Another way to do this could be to retain all candidates after training, retrain them on the full train set including validation folds, and let their eventual test score determine the winner. That would be more resource-consuming and in the general case, when the above assumption holds, it would be wasteful. Of course, the assumption may not be true in all cases, and indeed it's possible that a candidate that lost during the candidate selection phase (perhaps by a small margin) will perform better on the test set. However, we believe that this a rare enough case to not warrant optimising for it.

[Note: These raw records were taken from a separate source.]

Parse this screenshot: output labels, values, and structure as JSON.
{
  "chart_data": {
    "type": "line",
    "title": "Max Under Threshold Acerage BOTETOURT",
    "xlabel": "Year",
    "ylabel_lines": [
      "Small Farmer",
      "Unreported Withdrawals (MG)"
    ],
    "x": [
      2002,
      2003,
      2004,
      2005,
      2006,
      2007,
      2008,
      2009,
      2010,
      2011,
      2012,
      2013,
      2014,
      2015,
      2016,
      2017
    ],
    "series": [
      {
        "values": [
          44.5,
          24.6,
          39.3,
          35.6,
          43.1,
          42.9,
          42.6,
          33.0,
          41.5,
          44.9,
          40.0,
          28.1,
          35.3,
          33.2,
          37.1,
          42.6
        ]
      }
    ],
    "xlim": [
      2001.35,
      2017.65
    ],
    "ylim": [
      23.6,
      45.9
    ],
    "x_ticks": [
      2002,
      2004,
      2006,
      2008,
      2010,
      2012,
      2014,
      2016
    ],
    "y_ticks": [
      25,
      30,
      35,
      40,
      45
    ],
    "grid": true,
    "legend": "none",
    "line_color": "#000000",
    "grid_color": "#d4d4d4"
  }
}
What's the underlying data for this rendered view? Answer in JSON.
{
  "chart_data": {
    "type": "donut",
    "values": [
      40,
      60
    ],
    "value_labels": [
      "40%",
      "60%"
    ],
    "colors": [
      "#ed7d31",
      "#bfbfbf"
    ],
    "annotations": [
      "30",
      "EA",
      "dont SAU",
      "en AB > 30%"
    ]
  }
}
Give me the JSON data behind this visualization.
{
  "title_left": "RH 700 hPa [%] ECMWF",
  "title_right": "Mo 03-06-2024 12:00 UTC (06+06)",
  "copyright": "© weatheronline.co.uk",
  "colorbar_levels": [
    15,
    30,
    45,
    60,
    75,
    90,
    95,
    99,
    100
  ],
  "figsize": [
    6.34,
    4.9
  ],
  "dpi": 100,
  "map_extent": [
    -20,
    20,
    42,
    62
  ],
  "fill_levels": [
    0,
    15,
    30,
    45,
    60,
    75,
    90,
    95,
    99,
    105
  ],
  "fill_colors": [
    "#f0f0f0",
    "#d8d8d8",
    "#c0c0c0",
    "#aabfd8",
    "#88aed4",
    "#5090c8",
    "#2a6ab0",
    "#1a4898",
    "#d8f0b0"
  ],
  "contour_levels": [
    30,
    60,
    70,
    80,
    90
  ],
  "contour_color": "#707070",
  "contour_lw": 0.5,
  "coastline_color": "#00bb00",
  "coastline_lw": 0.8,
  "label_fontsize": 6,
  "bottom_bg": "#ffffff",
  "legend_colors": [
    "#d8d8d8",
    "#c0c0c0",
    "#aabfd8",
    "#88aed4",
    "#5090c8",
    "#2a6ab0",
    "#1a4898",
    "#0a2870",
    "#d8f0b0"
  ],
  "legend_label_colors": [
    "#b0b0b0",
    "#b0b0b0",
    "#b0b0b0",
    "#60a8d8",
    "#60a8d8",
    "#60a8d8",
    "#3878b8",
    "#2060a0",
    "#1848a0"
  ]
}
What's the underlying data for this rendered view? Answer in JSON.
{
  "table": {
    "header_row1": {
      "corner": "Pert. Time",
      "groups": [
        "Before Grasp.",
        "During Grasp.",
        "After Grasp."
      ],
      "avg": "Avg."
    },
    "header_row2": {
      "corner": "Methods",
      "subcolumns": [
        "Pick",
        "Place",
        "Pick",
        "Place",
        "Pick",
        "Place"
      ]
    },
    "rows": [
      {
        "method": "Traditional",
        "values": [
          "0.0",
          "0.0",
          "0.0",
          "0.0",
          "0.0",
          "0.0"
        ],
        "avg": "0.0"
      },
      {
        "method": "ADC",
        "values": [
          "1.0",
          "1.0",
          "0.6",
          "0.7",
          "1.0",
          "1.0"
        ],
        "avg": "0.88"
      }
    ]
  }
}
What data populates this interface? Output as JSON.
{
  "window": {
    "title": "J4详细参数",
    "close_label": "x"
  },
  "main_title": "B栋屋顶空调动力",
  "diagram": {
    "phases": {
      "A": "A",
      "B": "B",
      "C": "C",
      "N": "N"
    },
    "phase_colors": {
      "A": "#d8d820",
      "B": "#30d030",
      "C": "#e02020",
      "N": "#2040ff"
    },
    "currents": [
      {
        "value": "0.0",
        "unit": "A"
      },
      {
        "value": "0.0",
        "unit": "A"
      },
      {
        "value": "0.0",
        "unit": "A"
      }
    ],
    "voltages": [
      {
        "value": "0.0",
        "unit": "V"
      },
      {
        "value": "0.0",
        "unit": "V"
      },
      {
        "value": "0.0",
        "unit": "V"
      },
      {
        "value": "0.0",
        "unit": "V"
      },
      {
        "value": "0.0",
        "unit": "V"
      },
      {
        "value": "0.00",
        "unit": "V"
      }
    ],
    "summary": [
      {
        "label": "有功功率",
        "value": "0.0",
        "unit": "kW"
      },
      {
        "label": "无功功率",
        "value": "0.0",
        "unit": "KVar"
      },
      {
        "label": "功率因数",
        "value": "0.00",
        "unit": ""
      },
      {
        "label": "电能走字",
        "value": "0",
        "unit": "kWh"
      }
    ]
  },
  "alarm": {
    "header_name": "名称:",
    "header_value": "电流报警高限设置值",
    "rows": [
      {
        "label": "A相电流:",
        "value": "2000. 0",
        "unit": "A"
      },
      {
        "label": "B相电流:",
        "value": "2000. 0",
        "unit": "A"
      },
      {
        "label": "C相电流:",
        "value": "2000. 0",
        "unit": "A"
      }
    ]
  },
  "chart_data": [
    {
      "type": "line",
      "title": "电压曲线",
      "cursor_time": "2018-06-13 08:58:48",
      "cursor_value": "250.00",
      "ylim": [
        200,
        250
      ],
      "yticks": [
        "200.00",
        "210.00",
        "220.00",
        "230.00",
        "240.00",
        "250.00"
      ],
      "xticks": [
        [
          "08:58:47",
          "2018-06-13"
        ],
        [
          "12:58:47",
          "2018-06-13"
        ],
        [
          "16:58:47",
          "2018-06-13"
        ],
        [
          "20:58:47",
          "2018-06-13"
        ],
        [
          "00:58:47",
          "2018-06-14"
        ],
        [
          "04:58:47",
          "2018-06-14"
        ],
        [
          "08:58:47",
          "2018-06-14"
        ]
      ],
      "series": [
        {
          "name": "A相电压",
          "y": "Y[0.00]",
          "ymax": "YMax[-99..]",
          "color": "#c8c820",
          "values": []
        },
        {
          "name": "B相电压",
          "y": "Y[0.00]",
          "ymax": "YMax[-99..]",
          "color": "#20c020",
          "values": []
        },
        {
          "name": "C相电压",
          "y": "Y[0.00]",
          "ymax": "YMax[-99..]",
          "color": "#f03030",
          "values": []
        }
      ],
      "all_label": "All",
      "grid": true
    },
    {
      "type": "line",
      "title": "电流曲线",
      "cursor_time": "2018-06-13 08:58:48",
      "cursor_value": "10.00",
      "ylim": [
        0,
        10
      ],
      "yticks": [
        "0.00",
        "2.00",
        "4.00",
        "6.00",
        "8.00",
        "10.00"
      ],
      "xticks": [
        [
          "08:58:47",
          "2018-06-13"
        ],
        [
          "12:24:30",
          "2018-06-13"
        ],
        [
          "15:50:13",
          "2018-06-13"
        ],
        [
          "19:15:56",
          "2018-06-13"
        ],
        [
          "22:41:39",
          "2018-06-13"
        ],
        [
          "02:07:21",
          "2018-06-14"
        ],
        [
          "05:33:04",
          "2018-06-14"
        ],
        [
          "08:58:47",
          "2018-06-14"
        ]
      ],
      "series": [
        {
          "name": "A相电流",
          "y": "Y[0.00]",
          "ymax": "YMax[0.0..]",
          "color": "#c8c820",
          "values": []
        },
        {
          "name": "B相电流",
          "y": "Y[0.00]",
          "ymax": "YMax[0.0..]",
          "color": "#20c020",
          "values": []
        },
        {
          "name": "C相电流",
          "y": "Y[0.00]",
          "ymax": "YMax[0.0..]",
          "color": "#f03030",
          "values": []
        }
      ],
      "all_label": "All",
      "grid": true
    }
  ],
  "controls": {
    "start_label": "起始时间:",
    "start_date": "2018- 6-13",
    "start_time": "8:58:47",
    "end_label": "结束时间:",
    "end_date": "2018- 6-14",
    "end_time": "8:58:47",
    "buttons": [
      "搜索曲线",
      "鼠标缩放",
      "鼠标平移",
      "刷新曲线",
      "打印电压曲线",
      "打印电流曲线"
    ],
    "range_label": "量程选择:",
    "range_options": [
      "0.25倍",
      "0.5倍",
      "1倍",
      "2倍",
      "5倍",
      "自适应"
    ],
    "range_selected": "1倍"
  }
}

It is possible to achieve what you're after with some additional work. If you think one of your losing candidates is the one that would actually perform best on the test set, you can simply rerun your pipeline with specifically only that candidate as the training method. If you set the randomSeed parameter to the same value you should get the same train/validation/test splits for the same train graph, and the eventual test score will be evaluated on your single candidate and comparable to your previous run.

In your example above, it seems that all candidates scored equally well on the validation sets, so the choice of winner is effectively arbitrary. That does not seem like a healthy configuration for the training pipeline; either there is not enough data, the features are not differentiable enough, the model candidates are too similar, or something else is causing all model candidates to make exactly the same choices when learning. From what I can read from your output, only the focusWeight parameter is different. Perhaps your dataset is not imbalanced? This parameter will only be effective for imbalanced datasets (see here for a discussion of this parameter).

I hope this makes sense! All the best Mats

devineyfajr commented 1 year ago

Thanks Mats. I sorta figured that out afterwards. It's a large, unbalanced dataset, so I'm confused why all the models are getting such good validation scores. More research is needed.

devineyfajr commented 1 year ago

Thanks Mats. I sorta figured that out afterwards. It's a large, unbalanced dataset, so I'm confused why all the models are getting such good validation scores. More research is needed.